Lots of great things have awful origins as well. You seem concerned about origins here, but not use. Both are in the past. At least we can point to the racist usage and argue about whether there is still institionalized racism or at least an effect of past institutionalized racism. I guess I feel like your last comment calls into question why you were concerned about the origins at all. Why bother even checking the guys facts if you believe the past doesn't matter?
Historically, the reason for excluding felons from voting has been, as Goldberg says, to prevent lawbreakers from being lawmakers. This benefit of felon disenfranchisement exists despite any misuse of felon disenfranchisement on past occasions.
The Constitution says "no taxation without representation". Correct? That means that if you are paying taxes you should be allowed to vote and be represented by your representatives in America's government. You cannot argue that elected officials are really representing prison inmates and ex-cons if they had no part in putting them in office. On the contrary, elected officials are representing only those to whom they are beholden for putting them in office. American voters. If prison inmates and ex-cons are paying taxes, it is a violation of their constitutionally guaranteed rights to not allow them to vote. There are three ways to rectify this situation. Allow prison inmates and ex-cons to vote, stop making them pay taxes, or revoke their US citizenship so the U.S. Constitution no longer applies to them.
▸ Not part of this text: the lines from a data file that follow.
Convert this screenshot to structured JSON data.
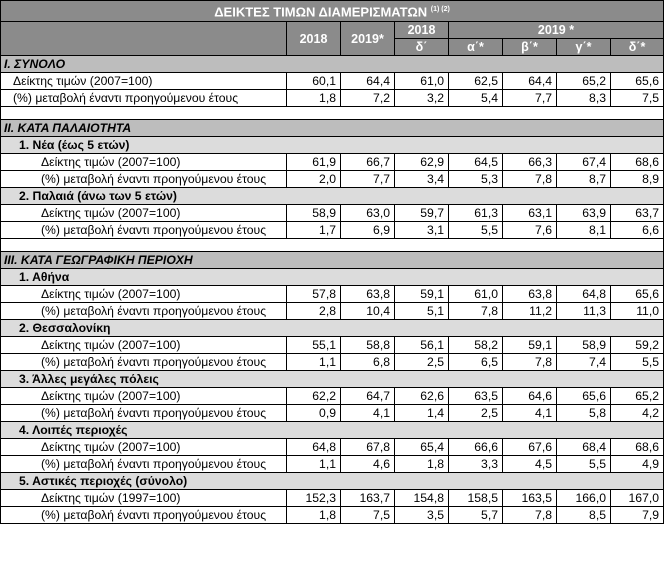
{
  "title": "ΔΕΙΚΤΕΣ ΤΙΜΩΝ ΔΙΑΜΕΡΙΣΜΑΤΩΝ",
  "title_notes": "(1) (2)",
  "header": {
    "col_2018": "2018",
    "col_2019": "2019*",
    "group_2018": "2018",
    "group_2019": "2019 *",
    "q_2018": "δ΄",
    "q_2019": [
      "α΄*",
      "β΄*",
      "γ΄*",
      "δ΄*"
    ]
  },
  "sections": [
    {
      "title": "I. ΣΥΝΟΛΟ",
      "groups": [
        {
          "title": "",
          "rows": [
            {
              "label": "Δείκτης τιμών (2007=100)",
              "values": [
                "60,1",
                "64,4",
                "61,0",
                "62,5",
                "64,4",
                "65,2",
                "65,6"
              ]
            },
            {
              "label": "(%) μεταβολή έναντι προηγούμενου έτους",
              "values": [
                "1,8",
                "7,2",
                "3,2",
                "5,4",
                "7,7",
                "8,3",
                "7,5"
              ]
            }
          ]
        }
      ]
    },
    {
      "title": "II. ΚΑΤΑ ΠΑΛΑΙΟΤΗΤΑ",
      "groups": [
        {
          "title": "1.  Νέα (έως 5 ετών)",
          "rows": [
            {
              "label": "Δείκτης τιμών (2007=100)",
              "values": [
                "61,9",
                "66,7",
                "62,9",
                "64,5",
                "66,3",
                "67,4",
                "68,6"
              ]
            },
            {
              "label": "(%) μεταβολή έναντι προηγούμενου έτους",
              "values": [
                "2,0",
                "7,7",
                "3,4",
                "5,3",
                "7,8",
                "8,7",
                "8,9"
              ]
            }
          ]
        },
        {
          "title": "2. Παλαιά (άνω των 5 ετών)",
          "rows": [
            {
              "label": "Δείκτης τιμών (2007=100)",
              "values": [
                "58,9",
                "63,0",
                "59,7",
                "61,3",
                "63,1",
                "63,9",
                "63,7"
              ]
            },
            {
              "label": "(%) μεταβολή έναντι προηγούμενου έτους",
              "values": [
                "1,7",
                "6,9",
                "3,1",
                "5,5",
                "7,6",
                "8,1",
                "6,6"
              ]
            }
          ]
        }
      ]
    },
    {
      "title": "III. ΚΑΤΑ ΓΕΩΓΡΑΦΙΚΗ ΠΕΡΙΟΧΗ",
      "groups": [
        {
          "title": "1.  Αθήνα",
          "rows": [
            {
              "label": "Δείκτης τιμών (2007=100)",
              "values": [
                "57,8",
                "63,8",
                "59,1",
                "61,0",
                "63,8",
                "64,8",
                "65,6"
              ]
            },
            {
              "label": "(%) μεταβολή έναντι προηγούμενου έτους",
              "values": [
                "2,8",
                "10,4",
                "5,1",
                "7,8",
                "11,2",
                "11,3",
                "11,0"
              ]
            }
          ]
        },
        {
          "title": "2.  Θεσσαλονίκη",
          "rows": [
            {
              "label": "Δείκτης τιμών (2007=100)",
              "values": [
                "55,1",
                "58,8",
                "56,1",
                "58,2",
                "59,1",
                "58,9",
                "59,2"
              ]
            },
            {
              "label": "(%) μεταβολή έναντι προηγούμενου έτους",
              "values": [
                "1,1",
                "6,8",
                "2,5",
                "6,5",
                "7,8",
                "7,4",
                "5,5"
              ]
            }
          ]
        },
        {
          "title": "3.  Άλλες μεγάλες πόλεις",
          "rows": [
            {
              "label": "Δείκτης τιμών (2007=100)",
              "values": [
                "62,2",
                "64,7",
                "62,6",
                "63,5",
                "64,6",
                "65,6",
                "65,2"
              ]
            },
            {
              "label": "(%) μεταβολή έναντι προηγούμενου έτους",
              "values": [
                "0,9",
                "4,1",
                "1,4",
                "2,5",
                "4,1",
                "5,8",
                "4,2"
              ]
            }
          ]
        },
        {
          "title": "4.  Λοιπές περιοχές",
          "rows": [
            {
              "label": "Δείκτης τιμών (2007=100)",
              "values": [
                "64,8",
                "67,8",
                "65,4",
                "66,6",
                "67,6",
                "68,4",
                "68,6"
              ]
            },
            {
              "label": "(%) μεταβολή έναντι προηγούμενου έτους",
              "values": [
                "1,1",
                "4,6",
                "1,8",
                "3,3",
                "4,5",
                "5,5",
                "4,9"
              ]
            }
          ]
        },
        {
          "title": "5.  Αστικές περιοχές (σύνολο)",
          "rows": [
            {
              "label": "Δείκτης τιμών (1997=100)",
              "values": [
                "152,3",
                "163,7",
                "154,8",
                "158,5",
                "163,5",
                "166,0",
                "167,0"
              ]
            },
            {
              "label": "(%) μεταβολή έναντι προηγούμενου έτους",
              "values": [
                "1,8",
                "7,5",
                "3,5",
                "5,7",
                "7,8",
                "8,5",
                "7,9"
              ]
            }
          ]
        }
      ]
    }
  ]
}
I await your rebuttal.
I truly question the motives of those Republicans who oppose enfranchising ex-convicts just like some here question the motives of Democrats who want them to be able to vote. Republicans obviously do not want ex-cons to vote because they would overwhelmingly vote for Democrats. Democrats obviously want ex-cons to vote for that very same reason. However, I do not think whether or not ex-cons should be allowed to vote should depend on partisan politics. Instead, it should depend on whether denying ex-cons the right to vote is constitutional (it is not),whether it makes Americans safer(I do not believe it does because Democrats too are devoted to dealing with crime in America),whether ex-cons would be well served by being able to vote(they would because it would help them to more so feel like a part of society again), and whether or not denying ex-cons the right to vote is racist in effect even if unintentionally so (it is because a disproportionate number of Blacks are disenfranchised by ex-cons not being allowed to vote). I will elaborate on whether or not denying ex-cons the right to vote makes Americans safer. Although some people criticize Democrats for allegedly being soft on criminals, Democrats are more likely than Republicans to support social programs that will keep people from becoming criminals in the first place. Does anyone dispute that? I await your rebuttal.
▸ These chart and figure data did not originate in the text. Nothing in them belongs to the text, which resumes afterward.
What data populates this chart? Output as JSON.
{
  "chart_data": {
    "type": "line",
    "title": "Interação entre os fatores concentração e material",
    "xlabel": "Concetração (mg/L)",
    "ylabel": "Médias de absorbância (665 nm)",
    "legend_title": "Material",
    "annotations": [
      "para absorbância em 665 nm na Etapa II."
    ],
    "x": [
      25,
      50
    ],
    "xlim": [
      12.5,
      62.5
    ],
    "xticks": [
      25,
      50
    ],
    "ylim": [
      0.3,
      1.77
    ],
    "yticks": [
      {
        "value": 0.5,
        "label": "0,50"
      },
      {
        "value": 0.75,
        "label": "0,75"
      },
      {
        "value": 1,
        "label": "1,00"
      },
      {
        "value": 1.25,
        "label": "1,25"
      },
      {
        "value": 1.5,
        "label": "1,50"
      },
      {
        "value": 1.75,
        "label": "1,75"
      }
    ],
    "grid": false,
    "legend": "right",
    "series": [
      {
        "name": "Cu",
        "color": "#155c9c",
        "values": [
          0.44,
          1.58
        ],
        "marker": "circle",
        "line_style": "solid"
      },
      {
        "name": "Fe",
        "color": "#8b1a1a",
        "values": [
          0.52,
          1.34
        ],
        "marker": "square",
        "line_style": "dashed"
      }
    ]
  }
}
It appears that most of the arguments you are advancing were addressed in the original post.
CONCLUSION: Sometimes facts are ambiguous. Check out this article, which reject your simplitic conclusion at the same time as it rejects the simplistic claim you are reacting to. Money quote:
"To be sure, it is true that felon disfranchisement laws were utilized in the South in the late nineteenth and twentieth centuries as a means of disfranchising African Americans. And some states, such as Alabama and Georgia, altered their laws over time in order to target African Americans and reduce their voting strength. Felon disfranchisement laws, especially in the South, did become part of the fabric of racial discrimination and exclusion.
But the idea of disfranchising felons and ex-felons did not originate in the post-Civil South, and most laws that disfranchised felons had complex and murky origins that still await thorough historical investigation."
So, in short, we don't KNOW how it started, but we KNOW how it was used in the South.